А недавно было в нашем городе происшествие любопытное, прямо достойное радио, немного развлеклись мы: среди бела дня пропал председатель исполкома, товарищ Терехин, или еще «товарищ Валентин», как называют его по старой памяти коммунисты, а иногда для форса и «сочи», т. е. сочувствующие. Имя звучное, романтическое, но лишь для высоких политических сфер, ибо зовут на самом деле Терехина Иваном Ильичом. Пропал Терехин в субботу, примерно в полдень. Утром заходил он еще в Наробраз побеседовать с товарищем Браудэ,
Следует сказать, что только в глазах невежественного профана «чека» – это нечто простре, что сразу понять можно. На самом деле учреждение это сложное и деликатное с механизмом, который по-дилетантски, с маху не постигнешь. «Чеки»- много, и вся она разная, есть у нас представители «вечека», есть «губчека», есть «орточека», есть «уточека» (ее любители буколики «уточкой» обозвали), есть и совсем особая, «00», такая страшная, что даже наш заведующий секцией, на что важный, в комячейке состоит, лошадьми пользуется, и тот, когда заговоришь с ним об «00» этой, ерзать начинает:
«И что вы всегда о таком вспоминаете, лучше бы о музее нашем или о детках в яслях, миленькие детки, крохотные, а то и не ровен час, сами знаете, ведь я „мартовский“, плохой выводок, нестойкий, как анкету о стаже подписываю, рука дрожит и росчерк подозрительный получается, вроде старорежимного…»
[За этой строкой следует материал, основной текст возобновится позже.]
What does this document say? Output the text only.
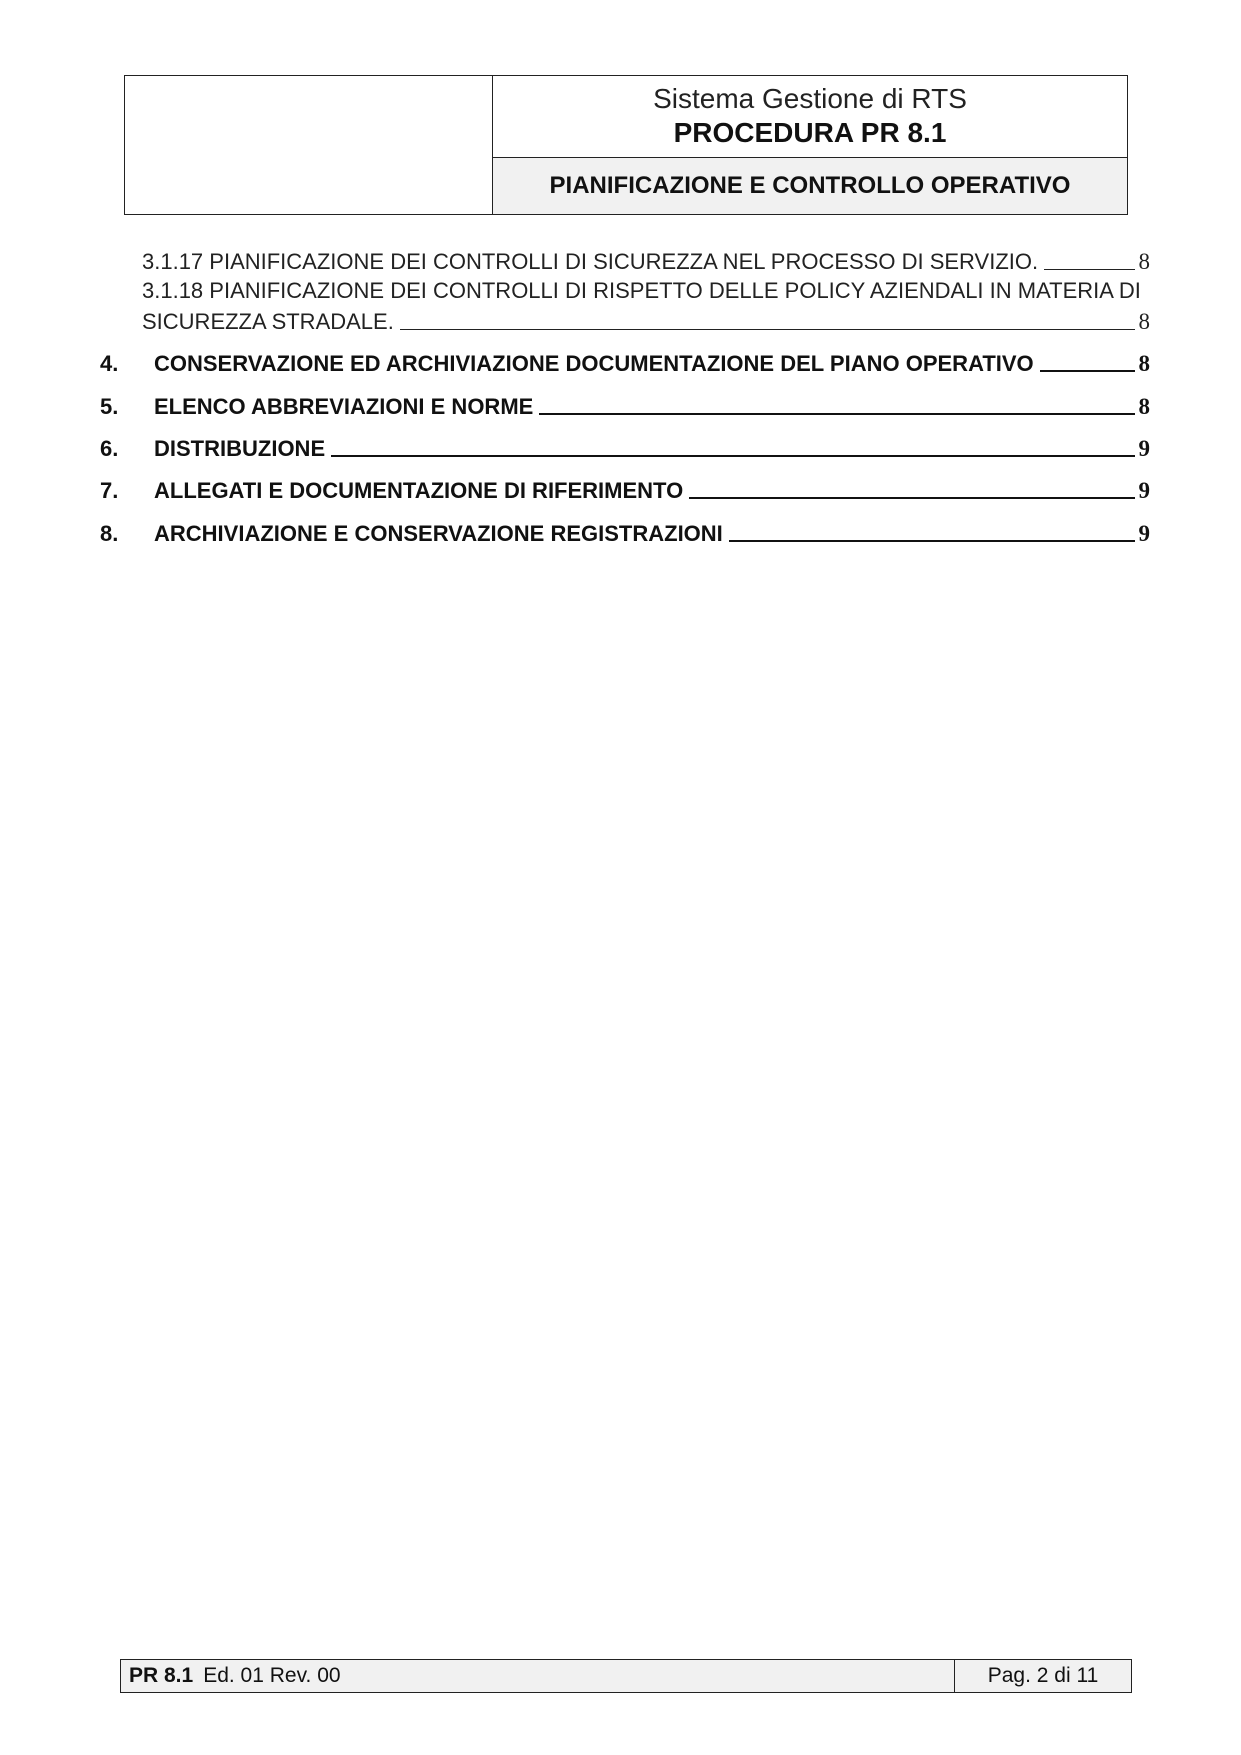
Sistema Gestione di RTS
PROCEDURA PR 8.1
PIANIFICAZIONE E CONTROLLO OPERATIVO
3.1.17 PIANIFICAZIONE DEI CONTROLLI DI SICUREZZA NEL PROCESSO DI SERVIZIO.	8
3.1.18 PIANIFICAZIONE DEI CONTROLLI DI RISPETTO DELLE POLICY AZIENDALI IN MATERIA DI
SICUREZZA STRADALE.	8
4.	CONSERVAZIONE ED ARCHIVIAZIONE DOCUMENTAZIONE DEL PIANO OPERATIVO	8
5.	ELENCO ABBREVIAZIONI E NORME	8
6.	DISTRIBUZIONE	9
7.	ALLEGATI E DOCUMENTAZIONE DI RIFERIMENTO	9
8.	ARCHIVIAZIONE E CONSERVAZIONE REGISTRAZIONI	9
PR 8.1 Ed. 01 Rev. 00	Pag. 2 di 11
Так вот все «чеки» дружно взялись за дело, защелкали машинки, забегали элегантные сотрудники, все автомобили города засопели, ну, и, надо признаться, обыватели струхнули изрядно – уж очень все это недобрые признаки. Одни уверяли, что раскрыт заговор, не то монархистов, не то анархистов, и сейчас начнут обстреливать городской театр, где будто монархисты или анархисты, свергнув власть, строчат радио в Европу (радио стали у нас привычными, легче, кажется, всю Эйфелеву башню нотами закидать, нежели городскую открытку отправить, вот наш секретарь Попов, когда машинистка Шумова спрашивает, что на свете новенького, – глядя на ноги ее в огромных бобриковых валенках, галантно восклицает: «Вы Терпсихора – последнее саморадио»).
Другие утверждали, что никакого заговора нет, в театре идет репетиция «Гамлета», приспособленного артистом Клюковым для производственной агитации, а чекисты суетятся по случаю нового сбора излишков. Туманное слово «излишки», когда-то в детстве еще читал я в книжке, будто американские рабочие бисквиты едят. Конечно, сам я в Америке не был, возможно, выдумка. Но у нас на сей счет построже будут. Когда последний раз просматривали потрохи, у статистика Кчемина забрали два фунта сахарного песку и теплый вязаный жилет, без которого Кчемин заболевал коликами в желудке, объявив это «излишками». Говорили, будто на сей раз отнимут все самовары, ибо медь нужна на пушки, и жена фельдшера Глумова, из Наркомздрава, свой брюхатый тщетно пыталась спрятать в пустом курятнике, присыпав, за отсутствием соломы, золой. А на окраинах бабки измышляли уж совсем бессмысленные вещи – будто чекисты гоняются за «прыгунчиками», у которых лицо ночью светится, ноги на пружинах, так что прыгать могут без натуги выше каланчи, и прибыли из американского царства, чтобы отомстить поругателям мощей святителя Трифона. Оживились все, хоть и боязно стало, но все-таки происшествие.
А автомобили гудели, свистели, рыскали, до вышедшей эссенции и лопнувших шин старались разыскать товарища Терехина. Обошли все отделы, подотделы, комиссии, комнаты, ячейки города. Заглянули в музей, где Клик, наш художник признанный, объяснял двум ломовикам, пришедшим за отсутствием чайной малость обогреться, что есть фактура и есть конструкция. Увидев чекистов, Клик, будучи от природы крайне скромным, присел в уголок за какой-то глиняный шар с жестяной покрышкой, именуемый «памятником Спартаку». Просмотрели общественный сад. Даже к Анне Николаевне, у которой иные чекисты получали шипучее и трубочки с заварным кремом, забежали, хоть и знали, что Терехин страшнейший педант, даже от повышенного пайка осенью отказался. Пошарили за городом. К вечеру стало ясно, что это не что иное, как контрреволюция.